We'll see how it goes, but what _is_ happening is ram replacement. Nvidia 5090's with 96GB are somewhat a thing now. $4K. YMMV, caveat emptor. https://www.alibaba.com/product-detail/Newest-RTX-5090-96gb-...
Lets continue to hope
How long would it take to recoup the cost if you made the model available for others to run inference at the same price as the big players?
Assumptions:
Batch 4x and get 400 tokens per second and push his power consumption to 900W instead of the underutilized 300W.
Electricity around €0.2/kWhr.
Tokens valued at €1/1M out.
Assume ~70% utilization.
Result:
You get ~1M tokens per hour which is a net profit of ~€0.8/hr. Which is a payoff time of a bit over a year or so given the €9K investment.
Honestly though there is a lot of handwaving here. The most significant unknown is getting high utilization with aggressive batching and 24/7 load.
Also the demand for privacy can make the utility of the tokens much higher than typical API prices for open source models.
In a sort of orthogonal way renting 2 H100s costs around $6 per hour which makes the payback time a bit over a couple months.
GLM 4.5 Air, to be precise. It's a smaller 166B model, not the full 355B one.
Worth mentioning when discussing token throughput.
It will fit in system RAM, and as its mixture of experts and the experts are not too large, I can at least run it. Token/second speed will be slower, but as system memory bandwidth is somewhere around 5-600Gb/s, so it should feel OK.

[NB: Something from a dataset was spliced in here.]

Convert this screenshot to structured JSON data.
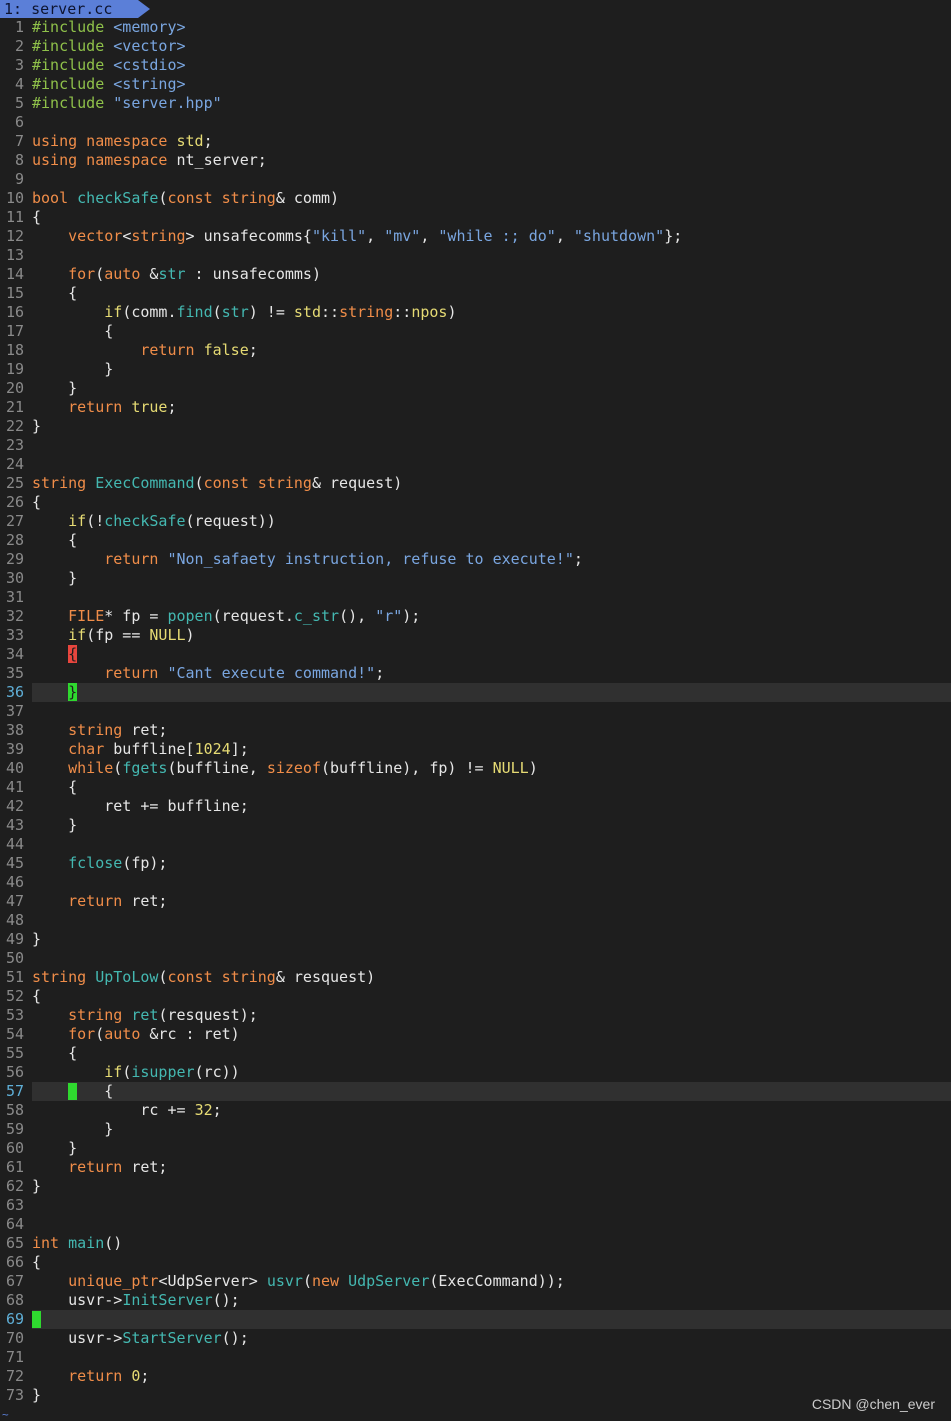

I think there are probably Law Firms/doctors offices that would gladly pay ~3-4K euro a month to have this thing delivered and run truely "on-prem" to work with documents they can't risk leaking (patent filings, patient records etc).
For a company with 20-30 people, the legal and privacy protection is worth the small premium over using cloud providers.
Just a hunch though! This would have it paid-off in 3-4 months?